それに、人には退職金を投じて、好きなことをやってしまう、すなわち、なんと言われようと、思い切って夢か滅びかの賭けをする権利だってあるような気がしますので、ま、余計なお世話かな、とも。
(筆者はきっと、私と違ってとっても他人思いの親切な方なのでしょう。。。)

。。。ただしっ!破綻して子供に迷惑をかけないだけの準備、
別立て老後資金。コレだけはがっちり残して置いて差し上げないと。。。。

  それにしてもオモシロイ「奇書」でありました。
Commented by abcd at 2012-07-06 20:37 x
どちらかというとこの本は、田舎暮らしを理想とする人に「アナタはどうしたいのですか?」と訊いているような本でしょうから、著者自身に対して「アナタはどうしたいのですか?」という疑問を知りたければ、著者の他の本に書かれた田舎暮らしストーリーを読めばいいのではないでしょうか。
著者にとって「プラスな生活」が書かれていると思います。

「読者にナニを伝えたいか、いまひとつ摑みきれない謎な本」といわれましても、題名どおりの本ですとしかいいようがないようです。

既に田舎暮らしの人生を送っている人の中には、読んで血圧があがるかも知れない本だとは言えるでしょう。
内容的には作者の個性が滲み出た部分が奇書?かもしれませんが、カテゴリ的には奇書でもなんでもないです。
Commented by chatadon-06 at 2012-07-10 13:17
abcd さん、はじめまして。
おばさんの与太話にまじめに反応していただき、感激です。

読んだのがあまりに前の事、かつ図書館の本なので確認ができないのですが、たしか、丸山さんの他の本では↑のすぐあとに、「新・作庭記」を読みました。
無手勝流、ないしは泥縄でほほえましいという朦朧とした印象のみ残ってますがぼんやりとで・・・。

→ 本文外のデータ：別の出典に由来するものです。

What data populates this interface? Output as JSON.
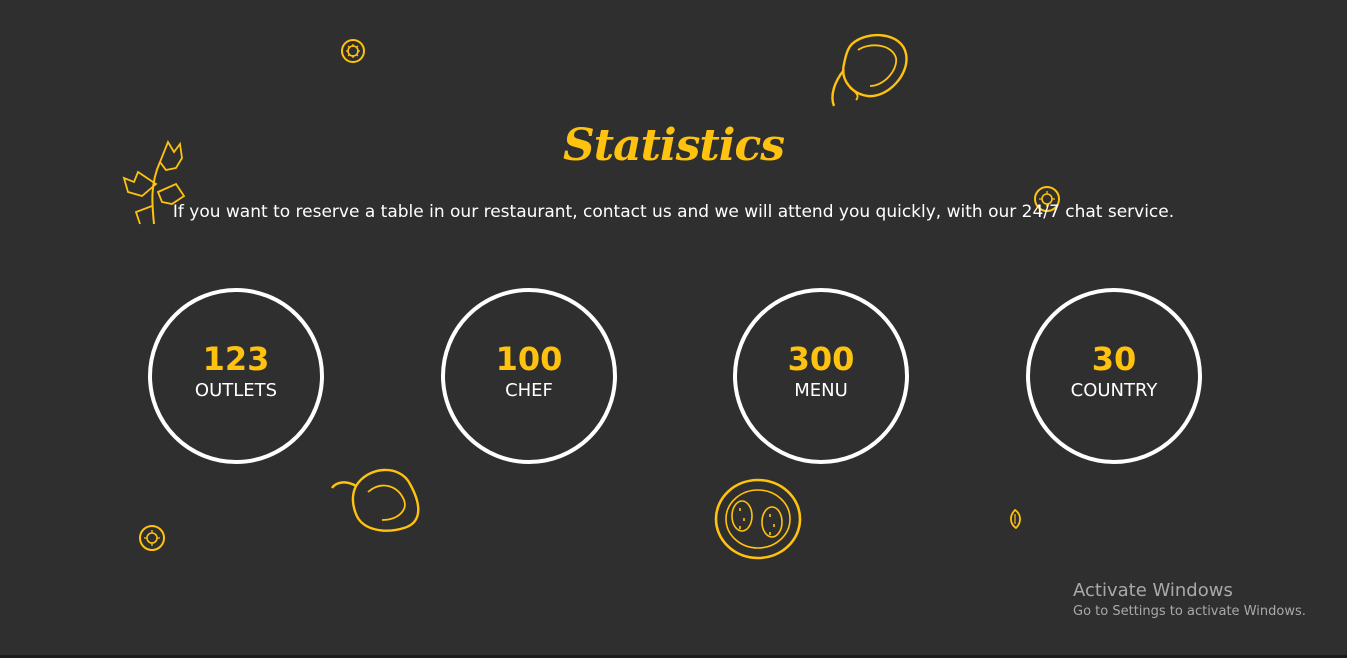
{
  "section": {
    "title": "Statistics",
    "subtitle": "If you want to reserve a table in our restaurant, contact us and we will attend you quickly, with our 24/7 chat service."
  },
  "stats": [
    {
      "value": "123",
      "label": "OUTLETS"
    },
    {
      "value": "100",
      "label": "CHEF"
    },
    {
      "value": "300",
      "label": "MENU"
    },
    {
      "value": "30",
      "label": "COUNTRY"
    }
  ],
  "decorations": [
    "pepper-icon",
    "parsley-icon",
    "lemon-slice-icon",
    "tomato-slice-icon",
    "seed-icon"
  ],
  "os_watermark": {
    "title": "Activate Windows",
    "subtitle": "Go to Settings to activate Windows."
  },
  "colors": {
    "background": "#2f2f2f",
    "accent": "#ffc20e",
    "text": "#ffffff"
  }
}
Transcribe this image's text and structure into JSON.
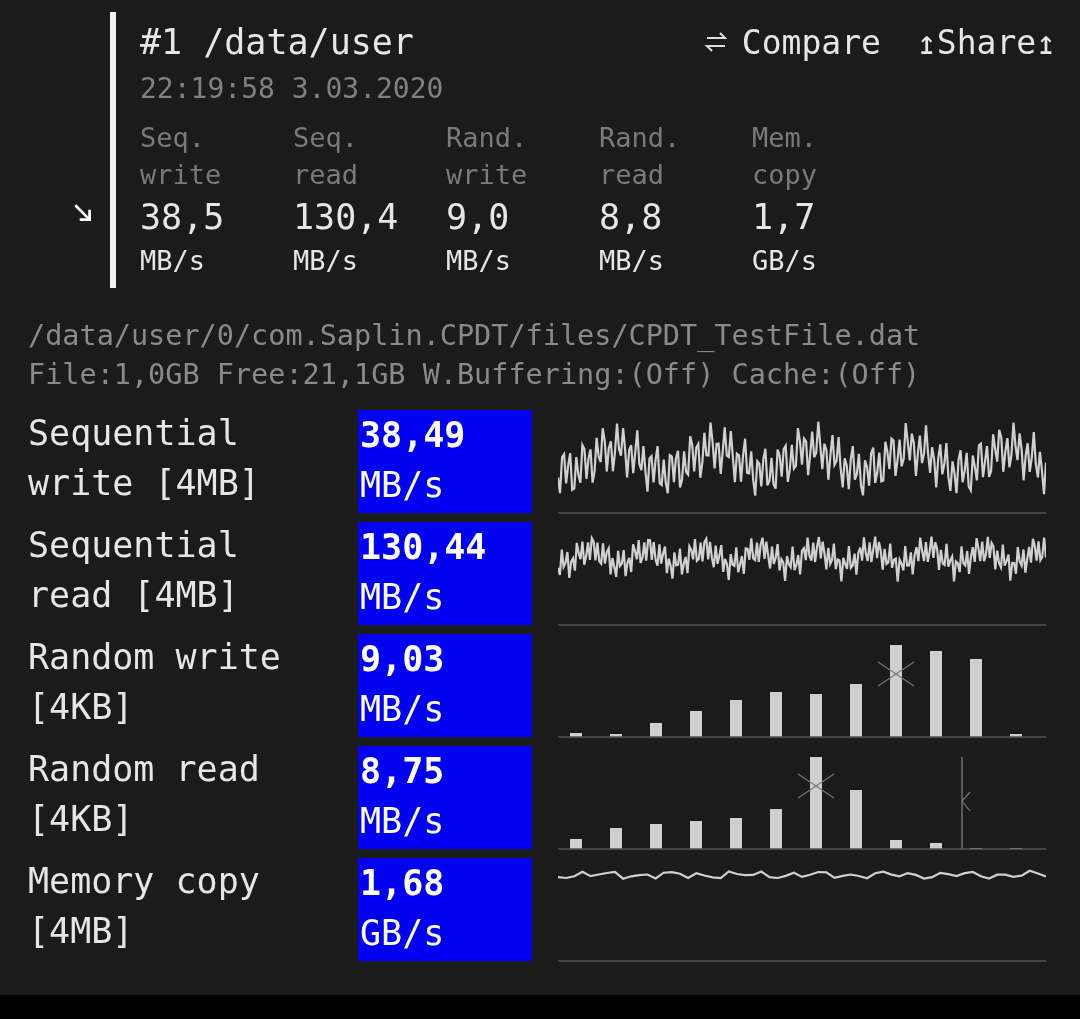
{
  "header": {
    "title": "#1 /data/user",
    "timestamp": "22:19:58 3.03.2020",
    "compare": "Compare",
    "share": "↥Share↥"
  },
  "metrics": [
    {
      "label": "Seq. write",
      "value": "38,5",
      "unit": "MB/s"
    },
    {
      "label": "Seq. read",
      "value": "130,4",
      "unit": "MB/s"
    },
    {
      "label": "Rand. write",
      "value": "9,0",
      "unit": "MB/s"
    },
    {
      "label": "Rand. read",
      "value": "8,8",
      "unit": "MB/s"
    },
    {
      "label": "Mem. copy",
      "value": "1,7",
      "unit": "GB/s"
    }
  ],
  "file": {
    "path": "/data/user/0/com.Saplin.CPDT/files/CPDT_TestFile.dat",
    "info": "File:1,0GB Free:21,1GB W.Buffering:(Off) Cache:(Off)"
  },
  "tests": [
    {
      "label": "Sequential write [4MB]",
      "value": "38,49",
      "unit": "MB/s",
      "kind": "line"
    },
    {
      "label": "Sequential read [4MB]",
      "value": "130,44",
      "unit": "MB/s",
      "kind": "line"
    },
    {
      "label": "Random write [4KB]",
      "value": "9,03",
      "unit": "MB/s",
      "kind": "bars"
    },
    {
      "label": "Random read [4KB]",
      "value": "8,75",
      "unit": "MB/s",
      "kind": "bars"
    },
    {
      "label": "Memory copy [4MB]",
      "value": "1,68",
      "unit": "GB/s",
      "kind": "line"
    }
  ]
}
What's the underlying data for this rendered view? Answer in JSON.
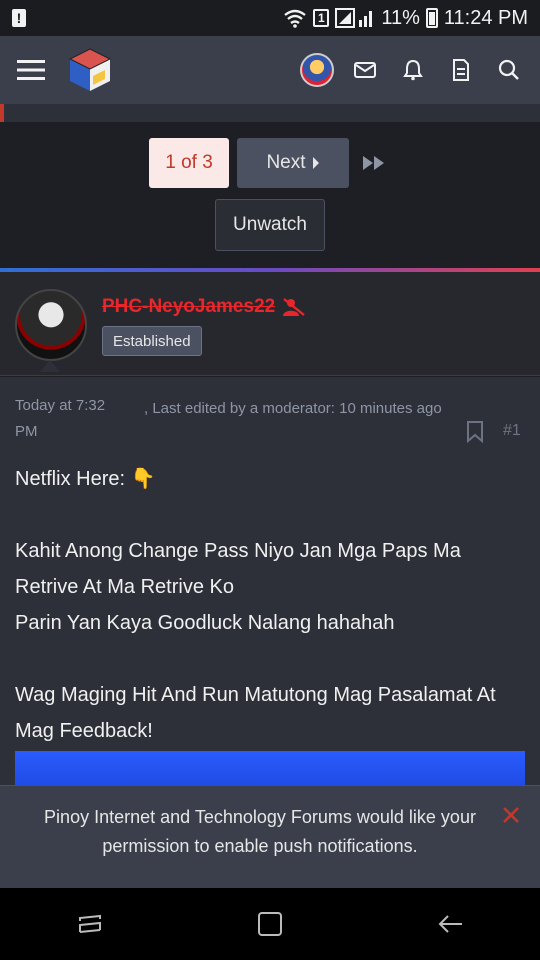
{
  "status_bar": {
    "sim_label": "1",
    "battery_percent": "11%",
    "time": "11:24 PM",
    "icons": [
      "alert-icon",
      "wifi-icon",
      "signal-icon",
      "battery-icon"
    ]
  },
  "header": {
    "icons": [
      "menu-icon",
      "site-logo",
      "user-avatar",
      "mail-icon",
      "bell-icon",
      "document-icon",
      "search-icon"
    ]
  },
  "pagination": {
    "current": "1 of 3",
    "next_label": "Next",
    "last_icon": "fast-forward-icon"
  },
  "thread_actions": {
    "unwatch_label": "Unwatch"
  },
  "post": {
    "username": "PHC-NeyoJames22",
    "user_badge": "Established",
    "date": "Today at 7:32 PM",
    "edited": ", Last edited by a moderator: 10 minutes ago",
    "post_number": "#1",
    "lines": {
      "l1": "Netflix Here: 👇",
      "l2": "Kahit Anong Change Pass Niyo Jan Mga Paps Ma Retrive At Ma Retrive Ko",
      "l3": "Parin Yan Kaya Goodluck Nalang hahahah",
      "l4": "Wag Maging Hit And Run Matutong Mag Pasalamat At Mag Feedback!"
    }
  },
  "push_banner": {
    "message": "Pinoy Internet and Technology Forums would like your permission to enable push notifications.",
    "close_icon": "close-icon"
  },
  "nav_bar": {
    "icons": [
      "recent-apps-icon",
      "home-icon",
      "back-icon"
    ]
  },
  "colors": {
    "header_bg": "#3a3f4b",
    "accent_red": "#c0392b",
    "username_red": "#e8262b",
    "page_bg": "#1e1f24"
  }
}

仕方ないので↑の自分の文を読み返して振り返って見るに・・・
☆私はこの本が気にいってる。
☆きっと田舎暮らしのマイナス面が述べられるシーンのたびに、机バンバン叩いて喜んで笑い転げてる。
☆で、そんだけ面白かった割には「おち」のインパクトのあっさり感が物足りないと思ってる。(田舎暮らしへの警告の影に見え隠れする作者自身の思いをもっと終章で伝えてほしかった。)

つまり、総合的に私にとってはかなり面白い本であった。
人にも読んで!読んで!と触れ回りたくてブログに書いている。
(「奇書」は私的カテゴリではほめ言葉です。)
・・とは伝わらないようで表現力の不足はご容赦ください。
何にしろ作家ではなく年降りたおばさんですから。